Anche a questo riguardo vi è la necessità di un intervento politico. Certo il reato di tortura o i codici identificativi sugli elmetti possono diventare un deterrente. Ma sinceramente io non credo molto che gli stratagemmi risolvano un problema. Possono aiutare, certo, ma dico anche che non aspiro ad una Polizia che non fa porcherie solo per paura di essere sanzionata.
Vorrei invece che si ragionasse sulla formazione di questi ragazzi. La maggior parte delle nuove leve della Polizia di Stato arrivano con un processo che li vede transitare in Polizia dai ranghi dell’Esercito dopo la ferma volontaria. Un sistema che se da un lato garantisce una buona formazione sul piano militare, non ne da alcuna sul piano civile e costituzionale. La formazione di questi ragazzi, la loro formazione civile, psicologica, la selezione e la necessaria esclusione dei soggetti fanatici, intrinsecamente violenti, o peggio portatori di contenuti culturali razzisti che apertamente si richiamano al fascismo e al nazismo, sono passaggi obbligati se vogliamo una Polizia adeguata al ruolo che deve avere in un Paese, dove le forze dell’Ordine sono al servizio dei cittadini e devono difenderne i diritti costituzionali.
Qualcuno deve spiegargli bene cosa vuol dire fare il Poliziotto: far comprendere che quella divisa che vanno ad indossare non è un simbolo di onnipotenza, ma un simbolo di servizio verso la collettività. Di questo ha bisogno la Polizia non di corporativismi e difese di casta.
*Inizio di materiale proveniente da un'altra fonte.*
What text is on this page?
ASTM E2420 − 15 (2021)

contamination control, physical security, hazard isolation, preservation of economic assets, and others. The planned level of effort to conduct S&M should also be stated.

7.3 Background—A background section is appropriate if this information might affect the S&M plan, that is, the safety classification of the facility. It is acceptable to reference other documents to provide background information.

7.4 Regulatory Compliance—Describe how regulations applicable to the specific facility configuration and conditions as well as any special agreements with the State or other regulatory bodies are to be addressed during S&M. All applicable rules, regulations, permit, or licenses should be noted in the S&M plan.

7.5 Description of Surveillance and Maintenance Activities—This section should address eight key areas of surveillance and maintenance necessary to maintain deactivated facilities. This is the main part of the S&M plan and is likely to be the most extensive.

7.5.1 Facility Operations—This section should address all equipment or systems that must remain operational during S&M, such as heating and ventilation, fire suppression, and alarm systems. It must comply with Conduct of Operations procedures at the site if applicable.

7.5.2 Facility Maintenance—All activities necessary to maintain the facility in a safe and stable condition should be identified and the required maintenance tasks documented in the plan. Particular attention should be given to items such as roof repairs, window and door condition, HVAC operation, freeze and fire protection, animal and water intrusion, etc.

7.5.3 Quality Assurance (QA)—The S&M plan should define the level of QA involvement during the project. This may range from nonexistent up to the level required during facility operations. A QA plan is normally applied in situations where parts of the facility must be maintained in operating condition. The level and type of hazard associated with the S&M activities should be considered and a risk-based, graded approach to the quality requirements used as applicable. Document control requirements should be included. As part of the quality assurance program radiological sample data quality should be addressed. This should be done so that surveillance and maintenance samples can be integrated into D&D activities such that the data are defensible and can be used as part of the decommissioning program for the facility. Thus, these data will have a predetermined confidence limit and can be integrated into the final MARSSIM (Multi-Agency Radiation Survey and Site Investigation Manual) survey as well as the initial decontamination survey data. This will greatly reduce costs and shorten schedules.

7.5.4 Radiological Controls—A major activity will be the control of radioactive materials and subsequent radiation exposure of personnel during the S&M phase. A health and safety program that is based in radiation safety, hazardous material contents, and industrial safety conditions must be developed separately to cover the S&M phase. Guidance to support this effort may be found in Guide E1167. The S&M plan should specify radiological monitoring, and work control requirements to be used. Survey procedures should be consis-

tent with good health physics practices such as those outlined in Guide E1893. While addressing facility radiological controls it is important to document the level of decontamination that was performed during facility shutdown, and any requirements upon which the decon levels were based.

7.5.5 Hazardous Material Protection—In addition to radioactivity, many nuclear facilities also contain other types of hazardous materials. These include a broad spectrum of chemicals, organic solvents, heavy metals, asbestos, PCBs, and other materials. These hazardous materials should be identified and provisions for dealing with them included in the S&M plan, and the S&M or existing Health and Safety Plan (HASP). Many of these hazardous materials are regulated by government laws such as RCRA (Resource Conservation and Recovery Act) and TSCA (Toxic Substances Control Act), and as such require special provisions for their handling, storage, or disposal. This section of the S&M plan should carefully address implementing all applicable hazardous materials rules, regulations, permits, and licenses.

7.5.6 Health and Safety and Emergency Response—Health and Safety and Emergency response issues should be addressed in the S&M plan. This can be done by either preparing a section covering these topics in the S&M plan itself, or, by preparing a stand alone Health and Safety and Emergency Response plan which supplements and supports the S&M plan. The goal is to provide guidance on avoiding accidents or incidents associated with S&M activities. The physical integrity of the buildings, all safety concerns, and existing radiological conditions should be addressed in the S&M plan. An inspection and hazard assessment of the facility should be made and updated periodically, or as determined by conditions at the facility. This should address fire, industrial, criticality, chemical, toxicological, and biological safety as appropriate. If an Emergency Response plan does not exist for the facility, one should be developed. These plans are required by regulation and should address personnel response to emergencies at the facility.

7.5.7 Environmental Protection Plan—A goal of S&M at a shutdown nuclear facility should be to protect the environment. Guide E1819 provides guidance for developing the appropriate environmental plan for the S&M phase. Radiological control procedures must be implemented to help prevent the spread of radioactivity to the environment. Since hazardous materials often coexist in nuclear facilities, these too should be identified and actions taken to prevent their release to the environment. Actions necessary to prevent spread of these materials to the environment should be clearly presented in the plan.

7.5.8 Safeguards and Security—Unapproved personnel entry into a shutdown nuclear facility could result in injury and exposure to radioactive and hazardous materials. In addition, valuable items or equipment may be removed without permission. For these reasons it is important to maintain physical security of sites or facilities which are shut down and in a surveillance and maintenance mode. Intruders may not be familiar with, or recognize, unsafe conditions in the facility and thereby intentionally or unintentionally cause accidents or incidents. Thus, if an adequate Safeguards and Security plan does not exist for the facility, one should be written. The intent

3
Qualcuno deve spiegargli bene cosa vuol dire fare il Poliziotto: far comprendere che quella divisa che vanno ad indossare non è un simbolo di onnipotenza, ma un simbolo di servizio verso la collettività. Di questo ha bisogno la Polizia non di corporativismi e difese di casta.
E’ su questo che vorrei sentire la voce del Governo, altrimenti la solidarietà, pur lodevole, verso le vittima rischia di diventare vuota retorica.